Ich blieb an diesem Abend, dieser Nacht wie angenagelt vor dem Fernseher sitzen. Mal lachte ich, mal kullerten die Tränen, mal staunte ich ungläubig. Ich sah immer wieder die Bilder von der Pressekonferenz mit SED-Politbüromitglied Schabowski. Ich glaube ihm bis heute nicht, dass er nicht wusste, was er da sagte, als er auf Nachfrage meinte, dass die neue Reiseregelung sofort in Kraft trete.

Noch sah ich nicht ab, was da passiert war. Ich glaubte nicht, dass sich die DDR so einfach in ihr Schicksal ergab. Am 10. November wurde mir dann schnell klar, was die Maueröffnung bedeutet: Der Deckel vom auf höchster Stufe kochenden Dampfkochtopf DDR war offen. Der Druck war weg. Für mich war die Grenzöffnung so etwas wie die geschickteste Konterrevolution der Geschichte. Damals glaubte ich ja noch, dass das, was in der DDR gerade passierte, eine Revolution war.

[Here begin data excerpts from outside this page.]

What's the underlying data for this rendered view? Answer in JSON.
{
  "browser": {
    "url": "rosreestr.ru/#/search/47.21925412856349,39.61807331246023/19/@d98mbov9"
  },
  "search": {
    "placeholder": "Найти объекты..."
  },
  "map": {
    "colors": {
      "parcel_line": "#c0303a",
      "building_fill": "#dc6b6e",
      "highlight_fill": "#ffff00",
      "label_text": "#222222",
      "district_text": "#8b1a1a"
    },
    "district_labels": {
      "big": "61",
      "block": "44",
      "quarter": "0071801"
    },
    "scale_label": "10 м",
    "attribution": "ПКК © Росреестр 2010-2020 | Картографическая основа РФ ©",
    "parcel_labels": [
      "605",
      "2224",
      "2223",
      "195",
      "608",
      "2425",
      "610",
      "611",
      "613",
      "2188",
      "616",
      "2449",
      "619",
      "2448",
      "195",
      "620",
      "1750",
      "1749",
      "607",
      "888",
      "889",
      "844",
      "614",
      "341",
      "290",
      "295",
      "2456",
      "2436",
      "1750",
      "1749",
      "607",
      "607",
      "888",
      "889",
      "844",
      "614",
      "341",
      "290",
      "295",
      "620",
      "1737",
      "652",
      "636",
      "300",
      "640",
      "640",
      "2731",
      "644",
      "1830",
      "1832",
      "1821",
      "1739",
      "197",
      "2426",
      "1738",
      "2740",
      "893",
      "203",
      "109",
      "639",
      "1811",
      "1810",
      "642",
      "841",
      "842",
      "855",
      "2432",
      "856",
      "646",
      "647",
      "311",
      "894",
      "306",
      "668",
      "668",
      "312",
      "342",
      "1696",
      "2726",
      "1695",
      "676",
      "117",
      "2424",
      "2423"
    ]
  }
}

Heute sehe ich das anders.

Eines hatte Schabowski erreicht: Keine wollte mehr Revolution, alle wollten die D-Mark. Selbst im Büro vom Neuen Forum herrschte am 10. November 1989 gähnende Leere. Alle, so war irgendwo zu erfahren, sind in Westberlin. In Ostberlin herrschte Leere, in Westberlin fühlte man sich wohl wie beim Einmarsch der Hunnen. Nur dass die DDR-Bürger nicht plündernd durch die Straßen zogen, sondern stundenlang nach den 100 D-Mark Begrüßungsgeld anstanden und dann die Billigläden stürmten.

An dieser Stelle auch 25 Jahre später noch einmal ein dickes Dankeschön an alle, die damals nicht auf irgendwelche Arbeitszeiten, auf Lenkzeiten oder ähnliches achteten. Die eingemauerten Menschen der selbstständigen Einheit Berlin/West zeigten damals, zu wie viel Solidarität, zu wie viel Menschlichkeit die später als arrogante Wessi gescholtenen in der Lage sind.

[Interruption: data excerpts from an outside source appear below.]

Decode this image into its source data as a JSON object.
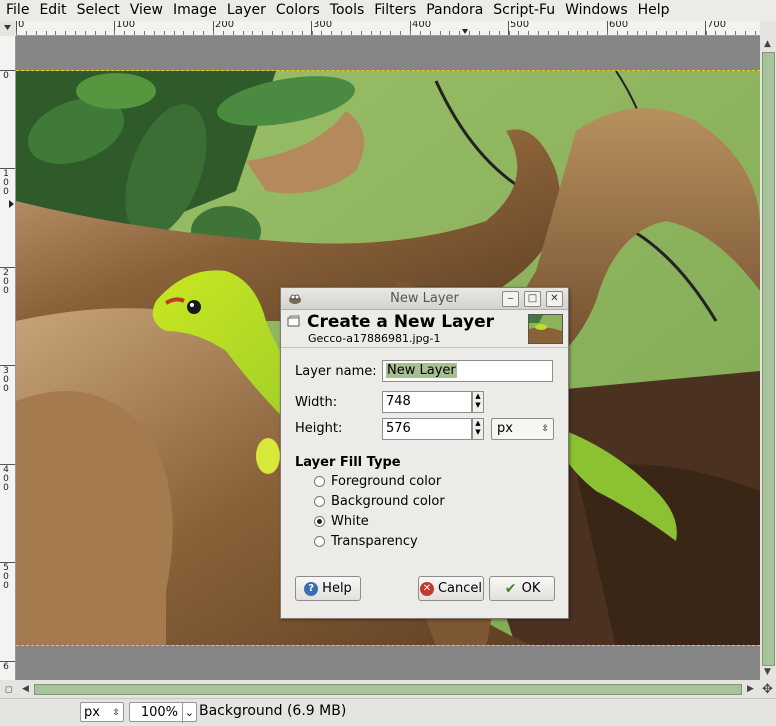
{
  "menubar": [
    "File",
    "Edit",
    "Select",
    "View",
    "Image",
    "Layer",
    "Colors",
    "Tools",
    "Filters",
    "Pandora",
    "Script-Fu",
    "Windows",
    "Help"
  ],
  "ruler": {
    "h_labels": [
      "0",
      "100",
      "200",
      "300",
      "400",
      "500",
      "600",
      "700"
    ],
    "v_labels": [
      "0",
      "100",
      "200",
      "300",
      "400",
      "500",
      "6"
    ]
  },
  "canvas": {
    "bg": "#858585",
    "selection_color": "#e8d200"
  },
  "statusbar": {
    "unit": "px",
    "zoom": "100%",
    "message": "Background (6.9 MB)"
  },
  "dialog": {
    "window_title": "New Layer",
    "heading": "Create a New Layer",
    "subheading": "Gecco-a17886981.jpg-1",
    "layer_name_label": "Layer name:",
    "layer_name_value": "New Layer",
    "width_label": "Width:",
    "width_value": "748",
    "height_label": "Height:",
    "height_value": "576",
    "unit_value": "px",
    "fill_type_heading": "Layer Fill Type",
    "fill_options": [
      {
        "label": "Foreground color",
        "selected": false
      },
      {
        "label": "Background color",
        "selected": false
      },
      {
        "label": "White",
        "selected": true
      },
      {
        "label": "Transparency",
        "selected": false
      }
    ],
    "help_label": "Help",
    "cancel_label": "Cancel",
    "ok_label": "OK"
  },
  "icons": [
    "gimp-wilber-icon",
    "minimize-icon",
    "maximize-icon",
    "close-icon",
    "new-layer-icon",
    "help-icon",
    "cancel-icon",
    "ok-check-icon",
    "navigate-icon",
    "quick-mask-icon"
  ],
  "colors": {
    "scroll_thumb": "#a6c39a",
    "wall_green": "#8db35a",
    "gecko_green": "#b8de2a"
  }
}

Mein erster Besuch führte mich ins Café im Europacenter. Da arbeitete ein "rüber gemachter" Camping-Freund von mir als Kellner. Wir, meine damalige Frau und ich, kamen da an und mussten lachen. Auf einem Stuhl im Eingang stand ein Pappschild. Darauf war zu lesen "Sie werden platziert". Mein Freund erspähte uns und sorgte für einen Platz. Dann hörten wir, dass es keinen Kaffee gab. Steht das Europacenter plötzlich in Ostberlin, wollte ich wissen? Das war nicht der Fall, aber die Kaffeemaschine kaputt. Der Monteur kommt einfach nicht durch - zu viele Trabbis, Wartburgs und Ladas auf den Straßen.

Während ich darüber lachen konnte, verging es mir, als ich meine Landsleute unterhalb der Gedächtniskirche beobachtet. Dort wurde umsonst Essen ausgegeben - und die Ossis standen an, als ob sie seit Tagen nichts zu beißen hatten. Doch sie löffelten nur etwas von der Gulaschsuppe, dann ließen sie den Teller fallen, um sich am nächsten Stand etwas anderes zu holen. Auf der Straße sah es aus, als wenn eine Rotte Wildschweine gewütet hätte. Ich schämte mich und war froh, dass ich an meiner Kleidung nicht als Ossi (damals gab es diesen Begriff wohl noch nicht) zu erkennen war.

Noch einmal zu Herrn Schabowski: Mit der Öffnung der DDR-Grenze hat er wohl vielen seiner Genossen den Hals gerettet. Zumindest sorgte er dafür, dass die Verantwortlichen in der DDR in der Regel relativ weich gefallen sind. Doch das ist auf jeden Fall tausendmal besser, als wenn auch noch Blut geflossen wäre.